In many cases, different targets-general employees/contractors, IT staff, help desk, senior management-will require different training programs.
"You need to teach absolutely everyone in your organisation that touches any data," Spitzner says.
Once the targets are identified, the steering committee needs to determine what each target needs to learn. Spitzner recommends that instead of trying to teach a little bit of everything, the training program should focus on a few topics that will have a big impact. Each organization's needs and risks will be different, so a risk assessment on each topic would be helpful. Common topics include: passwords, social engineering, compliance, email and instant messaging, browsing and browsers, social networking, mobile device security, data protection and data destruction.
The steering committee then needs to determine how it will engage employees.

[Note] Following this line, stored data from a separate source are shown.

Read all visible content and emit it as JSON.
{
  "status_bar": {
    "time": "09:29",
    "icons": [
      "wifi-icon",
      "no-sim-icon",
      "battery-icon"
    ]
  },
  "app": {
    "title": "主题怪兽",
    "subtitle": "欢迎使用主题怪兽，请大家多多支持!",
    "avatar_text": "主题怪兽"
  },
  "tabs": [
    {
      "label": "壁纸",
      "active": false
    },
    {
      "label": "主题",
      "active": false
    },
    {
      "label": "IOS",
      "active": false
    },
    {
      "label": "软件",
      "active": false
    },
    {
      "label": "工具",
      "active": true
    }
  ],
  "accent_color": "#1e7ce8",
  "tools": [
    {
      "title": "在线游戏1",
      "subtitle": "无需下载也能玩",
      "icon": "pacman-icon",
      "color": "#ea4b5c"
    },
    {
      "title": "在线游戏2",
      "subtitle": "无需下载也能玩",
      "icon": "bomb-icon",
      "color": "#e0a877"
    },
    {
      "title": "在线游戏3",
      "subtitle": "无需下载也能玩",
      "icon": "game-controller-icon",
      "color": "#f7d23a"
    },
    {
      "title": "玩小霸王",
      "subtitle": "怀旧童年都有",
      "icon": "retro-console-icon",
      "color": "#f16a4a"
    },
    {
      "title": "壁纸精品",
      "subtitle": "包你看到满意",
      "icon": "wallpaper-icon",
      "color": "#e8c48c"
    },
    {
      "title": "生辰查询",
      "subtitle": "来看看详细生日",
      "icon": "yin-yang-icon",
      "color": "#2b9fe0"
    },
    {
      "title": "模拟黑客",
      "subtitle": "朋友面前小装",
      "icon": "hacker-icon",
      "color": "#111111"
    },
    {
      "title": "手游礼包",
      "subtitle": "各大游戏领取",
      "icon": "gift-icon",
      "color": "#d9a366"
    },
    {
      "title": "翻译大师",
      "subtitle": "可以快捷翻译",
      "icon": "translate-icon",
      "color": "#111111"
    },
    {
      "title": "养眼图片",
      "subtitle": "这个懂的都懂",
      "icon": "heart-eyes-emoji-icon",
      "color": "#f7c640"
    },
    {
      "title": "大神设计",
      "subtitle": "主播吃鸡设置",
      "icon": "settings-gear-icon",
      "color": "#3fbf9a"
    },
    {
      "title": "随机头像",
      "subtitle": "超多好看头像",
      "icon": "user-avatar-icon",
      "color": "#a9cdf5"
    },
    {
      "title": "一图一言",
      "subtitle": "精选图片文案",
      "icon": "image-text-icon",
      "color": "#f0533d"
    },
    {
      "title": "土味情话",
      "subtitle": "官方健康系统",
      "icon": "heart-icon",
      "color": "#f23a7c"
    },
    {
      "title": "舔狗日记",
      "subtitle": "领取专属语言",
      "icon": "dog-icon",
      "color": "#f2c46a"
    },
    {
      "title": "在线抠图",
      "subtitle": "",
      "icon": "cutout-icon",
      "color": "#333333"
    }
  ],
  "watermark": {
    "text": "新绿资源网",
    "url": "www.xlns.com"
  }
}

"How are you going to communicate this? You have to think of awareness as a product," Spitzner says. "You have to think of engagement. Don't focus on the benefits to the organization. Focus on the benefits to the employees. In most cases, this education benefits employees both in their personal life and in the organization. If you focus on the benefits people get in their personal life, you get tremendous engagement, tremendous benefit."
Take a modular approach
Spitzner also recommends avoiding monolithic, hours-long training. Instead, he says, take a modular approach to topics. The modules could be as short as three to five minutes. Primary training should consist of a mix of short videos and onsite training, with newsletters and even sanctioned phishing assessments for reinforcement. Facebook feeds, twitter feeds, posters and flyers can also play a role. It's important that employees receive primary training once a year and then reinforcement through continuous touching throughout the year, Spitzner says.
Finally, the program requires metrics that measure employee engagement with the program and how their behavior changes as a result. The program should be reevaluated and updated at least once a year based on the metrics.